Já se discute a convocação de Moro para dar explicações ao Congresso sobre o seu acesso ao inquérito. A ideia é que Moro seja provocado a responder como e em quais condições obteve a lista de autoridades hackeadas — já que, na condição de ministro, ele não poderia ter ingerência sobre investigações da PF.
 
Parte dos congressistas também defende a abertura de uma CPI (Comissão Parlamentar de Inquérito) para investigar a atuação de Moro e cobrar que ele diga, claramente, se viu o conteúdo das mensagens hackeadas.
 
Integrantes da base do governo no Congresso tentam contornar o assunto, dizendo que Moro apenas cumpriu seu papel como ministro da Justiça e, consequentemente, comandante da Polícia Federal.

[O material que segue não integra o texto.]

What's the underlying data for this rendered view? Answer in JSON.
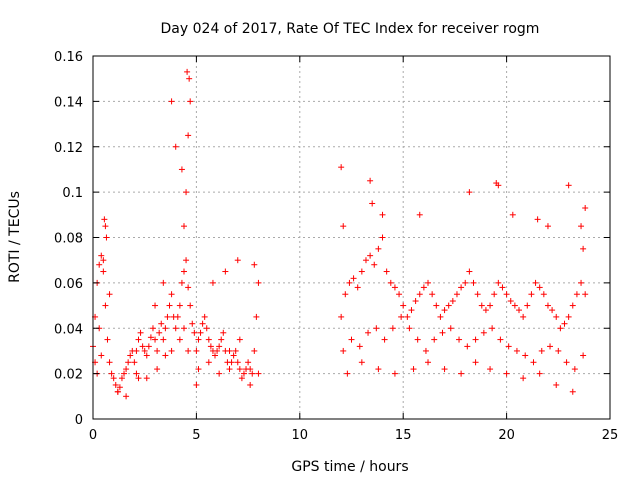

"Moro agiu motivado por excesso de cautela e zelo. Ao tomar conhecimento de que autoridades de todos os poderes haviam sido vítimas, o ministro expressou sua preocupação", disse o senador major Olímpio, líder do PSL na Casa.

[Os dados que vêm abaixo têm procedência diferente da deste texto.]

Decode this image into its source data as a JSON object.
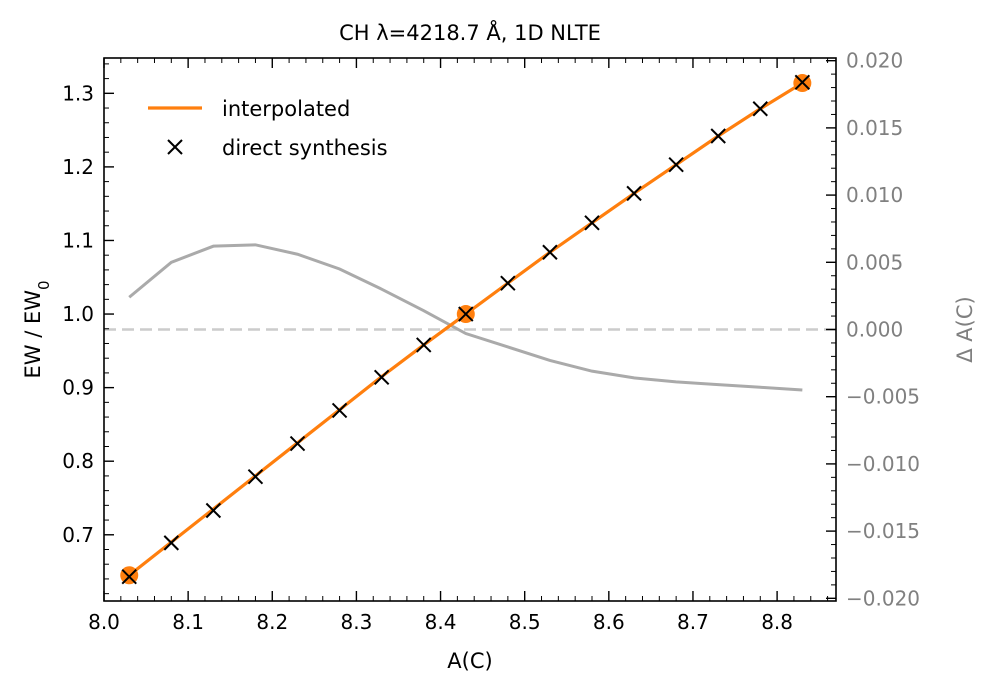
{
  "chart_data": {
    "type": "line",
    "title": "CH λ=4218.7 Å, 1D NLTE",
    "xlabel": "A(C)",
    "ylabel": "EW / EW",
    "ylabel_subscript": "0",
    "y2label": "Δ A(C)",
    "xlim": [
      8.0,
      8.87
    ],
    "ylim": [
      0.61,
      1.348
    ],
    "y2lim": [
      -0.0202,
      0.0202
    ],
    "xticks": [
      8.0,
      8.1,
      8.2,
      8.3,
      8.4,
      8.5,
      8.6,
      8.7,
      8.8
    ],
    "xtick_labels": [
      "8.0",
      "8.1",
      "8.2",
      "8.3",
      "8.4",
      "8.5",
      "8.6",
      "8.7",
      "8.8"
    ],
    "yticks": [
      0.7,
      0.8,
      0.9,
      1.0,
      1.1,
      1.2,
      1.3
    ],
    "ytick_labels": [
      "0.7",
      "0.8",
      "0.9",
      "1.0",
      "1.1",
      "1.2",
      "1.3"
    ],
    "y2ticks": [
      -0.02,
      -0.015,
      -0.01,
      -0.005,
      0.0,
      0.005,
      0.01,
      0.015,
      0.02
    ],
    "y2tick_labels": [
      "−0.020",
      "−0.015",
      "−0.010",
      "−0.005",
      "0.000",
      "0.005",
      "0.010",
      "0.015",
      "0.020"
    ],
    "legend_position": "top-left",
    "legend": [
      "interpolated",
      "direct synthesis"
    ],
    "colors": {
      "interpolated": "#ff7f0e",
      "direct": "#000000",
      "residual": "#aaaaaa",
      "zero_line": "#cccccc",
      "secondary_axis": "#808080"
    },
    "series": [
      {
        "name": "interpolated",
        "axis": "left",
        "x": [
          8.03,
          8.08,
          8.13,
          8.18,
          8.23,
          8.28,
          8.33,
          8.38,
          8.43,
          8.48,
          8.53,
          8.58,
          8.63,
          8.68,
          8.73,
          8.78,
          8.83
        ],
        "y": [
          0.645,
          0.69,
          0.735,
          0.78,
          0.825,
          0.87,
          0.915,
          0.958,
          1.0,
          1.042,
          1.084,
          1.124,
          1.164,
          1.203,
          1.242,
          1.279,
          1.314
        ]
      },
      {
        "name": "interpolation nodes",
        "axis": "left",
        "x": [
          8.03,
          8.43,
          8.83
        ],
        "y": [
          0.645,
          1.0,
          1.314
        ]
      },
      {
        "name": "direct synthesis",
        "axis": "left",
        "x": [
          8.03,
          8.08,
          8.13,
          8.18,
          8.23,
          8.28,
          8.33,
          8.38,
          8.43,
          8.48,
          8.53,
          8.58,
          8.63,
          8.68,
          8.73,
          8.78,
          8.83
        ],
        "y": [
          0.643,
          0.689,
          0.733,
          0.779,
          0.824,
          0.869,
          0.914,
          0.958,
          1.0,
          1.042,
          1.084,
          1.124,
          1.164,
          1.203,
          1.242,
          1.279,
          1.315
        ]
      },
      {
        "name": "Δ A(C)",
        "axis": "right",
        "x": [
          8.03,
          8.08,
          8.13,
          8.18,
          8.23,
          8.28,
          8.33,
          8.38,
          8.43,
          8.48,
          8.53,
          8.58,
          8.63,
          8.68,
          8.73,
          8.78,
          8.83
        ],
        "y": [
          0.0024,
          0.005,
          0.0062,
          0.0063,
          0.0056,
          0.0045,
          0.003,
          0.0014,
          -0.0003,
          -0.0013,
          -0.0023,
          -0.0031,
          -0.0036,
          -0.0039,
          -0.0041,
          -0.0043,
          -0.0045
        ]
      }
    ]
  }
}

No Supremo, a avaliação é a de que, mais cedo ou mais tarde, o tribunal terá que se manifestar sobre a atuação de Moro —seja no caso da Spoofing ou à frente dos processos da Lava Jato em Curitiba.
Os magistrados lembram que a Corte pretende retomar, em agosto, assim que acabar o recesso do judiciário, o julgamento da alegada suspeição de Moro no julgamento do caso do tríplex de Guarujá (SP), que levou Lula à prisão.

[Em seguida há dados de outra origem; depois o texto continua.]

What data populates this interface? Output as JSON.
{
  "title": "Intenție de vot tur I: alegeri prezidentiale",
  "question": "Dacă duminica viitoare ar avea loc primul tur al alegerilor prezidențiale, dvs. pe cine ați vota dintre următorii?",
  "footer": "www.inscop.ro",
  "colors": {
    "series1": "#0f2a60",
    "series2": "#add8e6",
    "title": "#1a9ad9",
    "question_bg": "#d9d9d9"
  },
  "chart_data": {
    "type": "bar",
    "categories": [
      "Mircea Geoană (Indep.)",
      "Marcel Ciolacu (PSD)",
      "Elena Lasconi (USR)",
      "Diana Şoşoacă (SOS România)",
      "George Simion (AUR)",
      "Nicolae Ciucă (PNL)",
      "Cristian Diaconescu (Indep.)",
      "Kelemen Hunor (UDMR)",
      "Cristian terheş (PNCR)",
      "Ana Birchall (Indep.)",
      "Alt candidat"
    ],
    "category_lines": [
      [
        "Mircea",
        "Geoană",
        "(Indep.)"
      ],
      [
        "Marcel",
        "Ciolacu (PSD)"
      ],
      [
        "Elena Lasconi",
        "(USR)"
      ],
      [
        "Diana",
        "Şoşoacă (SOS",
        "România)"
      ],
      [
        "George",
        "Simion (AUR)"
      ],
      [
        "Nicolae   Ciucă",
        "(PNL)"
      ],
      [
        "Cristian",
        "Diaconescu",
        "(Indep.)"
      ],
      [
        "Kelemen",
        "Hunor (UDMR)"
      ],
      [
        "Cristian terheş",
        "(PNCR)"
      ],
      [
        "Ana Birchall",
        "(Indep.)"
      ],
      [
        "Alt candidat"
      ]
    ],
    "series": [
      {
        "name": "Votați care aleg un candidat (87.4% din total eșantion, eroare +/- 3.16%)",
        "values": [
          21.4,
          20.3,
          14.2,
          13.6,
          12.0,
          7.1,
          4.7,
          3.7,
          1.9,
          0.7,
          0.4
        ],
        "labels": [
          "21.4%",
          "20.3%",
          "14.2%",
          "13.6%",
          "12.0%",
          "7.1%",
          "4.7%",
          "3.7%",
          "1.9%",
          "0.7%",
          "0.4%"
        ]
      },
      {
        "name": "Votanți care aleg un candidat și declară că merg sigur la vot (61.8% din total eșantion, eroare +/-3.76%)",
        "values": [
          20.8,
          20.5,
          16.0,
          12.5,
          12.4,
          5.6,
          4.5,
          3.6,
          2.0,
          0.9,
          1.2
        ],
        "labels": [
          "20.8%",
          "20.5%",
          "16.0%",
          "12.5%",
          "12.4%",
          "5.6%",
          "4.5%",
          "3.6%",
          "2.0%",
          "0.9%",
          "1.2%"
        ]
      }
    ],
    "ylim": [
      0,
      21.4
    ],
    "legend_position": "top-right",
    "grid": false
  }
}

Políticos e magistrados disseram que, ao entrar em contato com autoridades para informá-las que estavam na lista de alvo dos ataques, o ministro invocou para si superpoderes e, de acordo com um parlamentar, criou uma relação de chantagem implícita com o mundo político e jurídico.
 
As possíveis consequências do vazamento de mensagens entre Moro e Deltan
 
O site The Intercept Brasil divulgou diálogos que mostram que Sergio Moro e Deltan Dallagnol discutiam processos em andamento e comentavam pedidos feitos à Justiça pelo Ministério Público Federal quando integravam a Força-Tarefa da Lava Jato. Na quinta (25), depois de Moro avisar autoridades vítimas de hackers que as mensagens capturadas pelo grupo preso pela polícia federal seriam destruídas, os presidentes do Supremo, ministro Dias Toffoli, e da Câmara, Rodrigo Maia (DEM), demonstraram incômodo com a abordagem do ministro.
Os dois relataram a aliados que, diante da gravidade do caso, Moro deveria ter usado a via institucional para comunicar formal e oficialmente. A maneira como Toffoli e Maia foram contatados e o imediato vazamento das conversas causaram incômodo generalizado no Supremo e no Congresso.
Logo após as ligações de Moro, discutiu-se a possibilidade de os partidos de Centro se unirem à Oposição para ingressar com uma ação no Supremo contra a eventual destruição das mensagens captadas pelos hackers. Ficou decidido, então, que a OAB (Ordem dos Advogados do Brasil) faria a representação à Corte.
Nessa sexta (26), em petição endereçada ao juiz Vallisney de Souza Oliveira, da 10ª Vara Federal do Distrito Federal, a OAB solicita que ele não autorize a destruição das provas.
No documento, o presidente nacional da OAB, Felipe santa cruz, diz que a indicação de Moro de que as mensagens seriam destruídas "atenta contra a competência do Supremo Tribunal Federal", "que pode eventualmente ser chamado a apreciar os fatos, uma vez que há possíveis autoridades atingidas pela invasão sujeitas a prerrogativa de foro, como no caso de ministro do Superior Tribunal de Justiça".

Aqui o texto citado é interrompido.